The use of the expression “the right to sue” is at odds with Article 137 of the Limitation Act, because this expression is nowhere mentioned in the Article. The expression used in Article 137 is “the right to apply”. The expression “the right to sue” finds place in Article 113 of the Limitation Act. Both are residuary articles, providing for a limitation period of three years.
However, Article 113 applies only to “Suits” and not to any other legal proceeding. The “right to sue” arises when the “cause of action” arises i.e. “the right to prosecute to obtain relief by legal means.” Article 137, on the other hand, is a residuary article for applications or petitions which can be filed within three years “when the right to apply accrues.”
Thus the “right to sue” accrues when a default occurs and if the default occurred over three years prior to the date of filing of the application, the application would be barred by Article 137.
Editorial: In Shankar Vardharajan v. Dewachand Ramsaran Corporation Pvt. Ltd. and others, the appellant, while relying on the above judgment of the Supreme Court in BK Educational, contended that the claim of the respondent was time-barred as it arose in the year 2014. The NCLAT, while referring to BK Educational, held that the right to apply under Section 9 accrued to the respondent “since December 1, 2016 when the I&B Code came into force.”
Therefore, in the NCLAT’s opinion, the Section 9 application was filed on time. It is pertinent to note that though in the facts of the case, the NCLAT found that there was a continuous cause of action, in the NCLAT’s view, the right to apply under Section 9 accrued from the date on which the Code came into force i.e. from December 1, 2016.

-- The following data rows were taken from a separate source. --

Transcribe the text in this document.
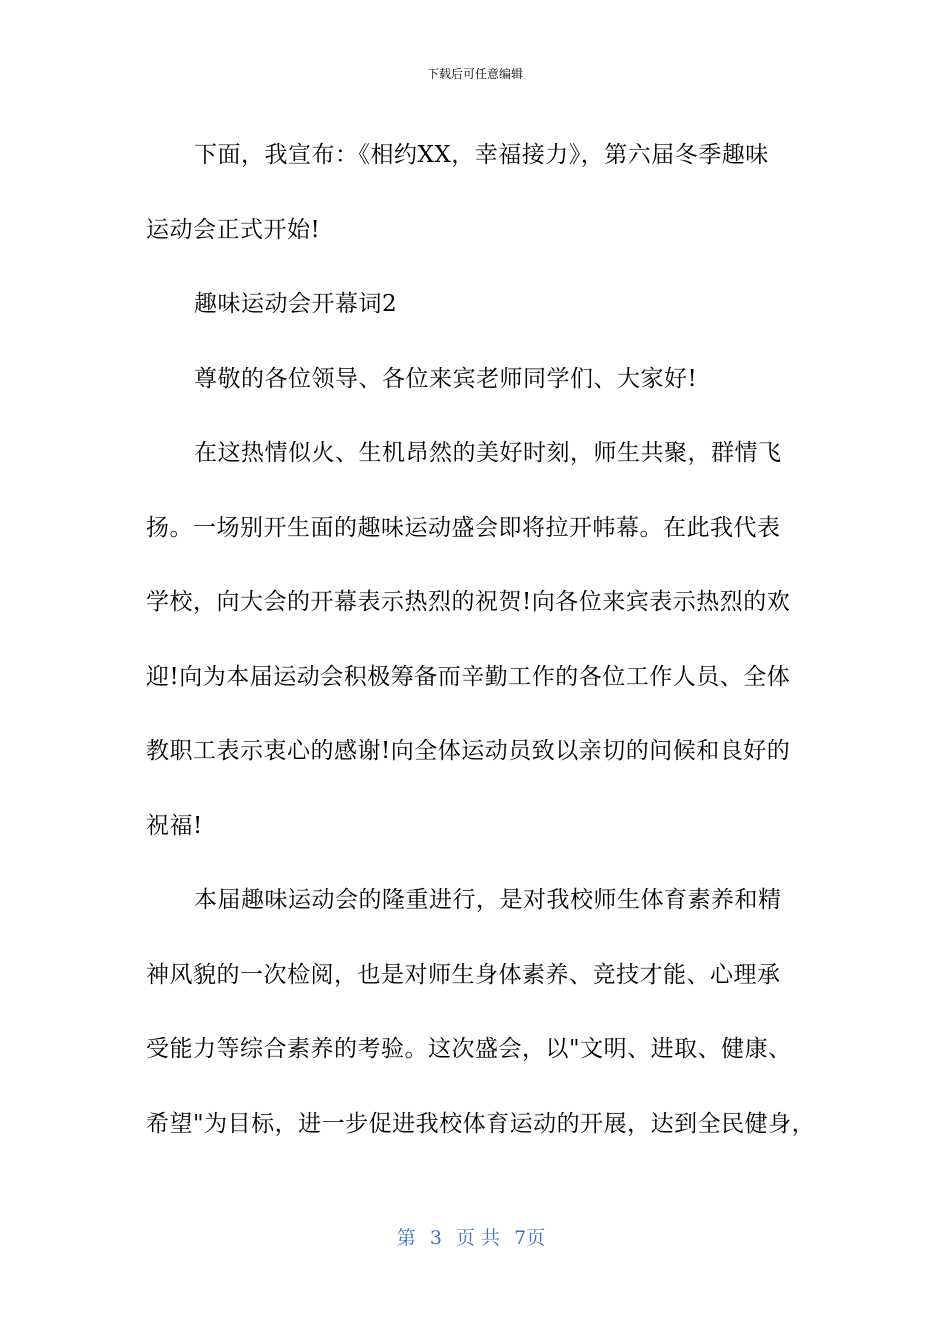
下载后可任意编辑
下面，我宣布：《相约XX，幸福接力》，第六届冬季趣味
运动会正式开始!
趣味运动会开幕词2
尊敬的各位领导、各位来宾老师同学们、大家好!
在这热情似火、生机昂然的美好时刻，师生共聚，群情飞
扬。一场别开生面的趣味运动盛会即将拉开帏幕。在此我代表
学校，向大会的开幕表示热烈的祝贺!向各位来宾表示热烈的欢
迎!向为本届运动会积极筹备而辛勤工作的各位工作人员、全体
教职工表示衷心的感谢!向全体运动员致以亲切的问候和良好的
祝福!
本届趣味运动会的隆重进行，是对我校师生体育素养和精
神风貌的一次检阅，也是对师生身体素养、竞技才能、心理承
受能力等综合素养的考验。这次盛会，以"文明、进取、健康、
希望"为目标，进一步促进我校体育运动的开展，达到全民健身，
第 3 页 共 7页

It is submitted that this view of the NCLAT is directly contrary to the law laid down in BK Educational, which states that the “right to sue” accrues when a default occurs and if the default occurred over three years prior to the date of filing of the application, the application would be barred by Article 137. The same view was also taken in another judgment delivered by the NCLAT in Pushpa Shah and Ors. v. IL & FS Financial Services Limited and Ors.